ADF + Databricks → Medallion Architecture (Bronze/Silver/Gold)
- Difficulty: Intermediate
- Tech stack: Azure Data Factory, ADLS Gen2, Databricks (PySpark), Delta Lake (OPTIMIZE/VACUUM)
- Estimated time: 2 hrs
Overview
Files arrive in ADLS raw and are ingested by ADF into Bronze as Delta. Databricks notebooks read Bronze, apply cleaning and conformance to produce Silver (row-level quality, proper types, SCD-ready joins). A second notebook aggregates/enriches into Gold for BI/ML. Tables are partitioned (e.g., by date) and Z-Ordered on common filters; periodic `OPTIMIZE`/`VACUUM` keeps storage and query performance healthy. ADF triggers orchestrate Bronze→Silver→Gold with clear run logs.
Outcome
- Lakehouse-ready data on Azure using the Medallion pattern.
- Reliable Delta tables with ACID, schema enforcement, and time travel.
- Faster queries via partitioning, Z-Order, and periodic OPTIMIZE/VACUUM.
What you’ll build
- ADLS Gen2 layout: raw/bronze, silver, gold (clear folder/table conventions).
- ADF pipeline to ingest CSV/JSON into Bronze (landing → Bronze Delta).

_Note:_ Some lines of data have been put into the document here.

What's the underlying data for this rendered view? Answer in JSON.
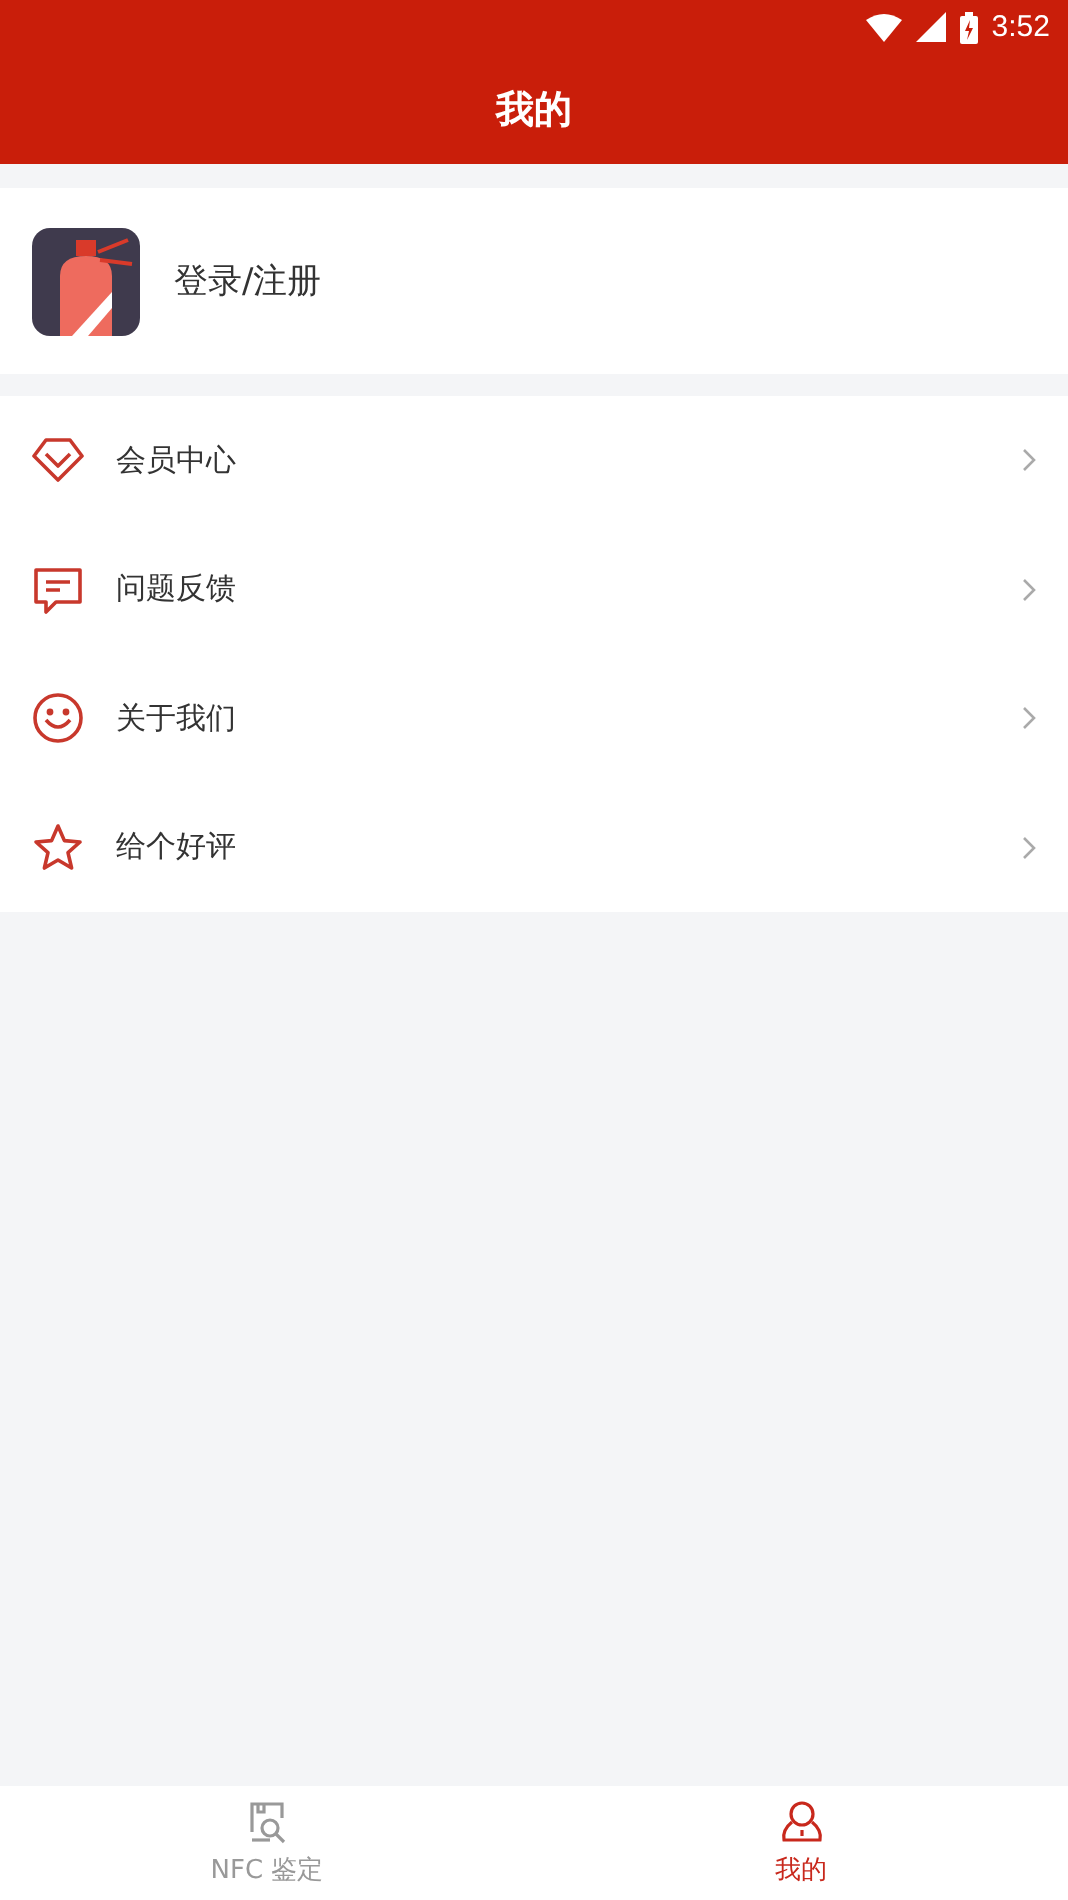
{
  "status_bar": {
    "time": "3:52"
  },
  "header": {
    "title": "我的"
  },
  "profile": {
    "label": "登录/注册"
  },
  "menu": [
    {
      "kind": "diamond",
      "label": "会员中心"
    },
    {
      "kind": "chat",
      "label": "问题反馈"
    },
    {
      "kind": "smile",
      "label": "关于我们"
    },
    {
      "kind": "star",
      "label": "给个好评"
    }
  ],
  "tabs": [
    {
      "kind": "scan",
      "label": "NFC 鉴定",
      "selected": false
    },
    {
      "kind": "person",
      "label": "我的",
      "selected": true
    }
  ]
}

- Databricks notebooks to transform Bronze → Silver (dedupe, schema, joins) and Silver → Gold (aggregations/KPIs).
- Delta performance ops: partitioning, Z-Order, `OPTIMIZE` + `VACUUM` schedule.
- (Optional) Lightweight DQ checks (row counts, null %, simple constraints).
- (Optional) ADF triggers for end-to-end orchestration + dependencies.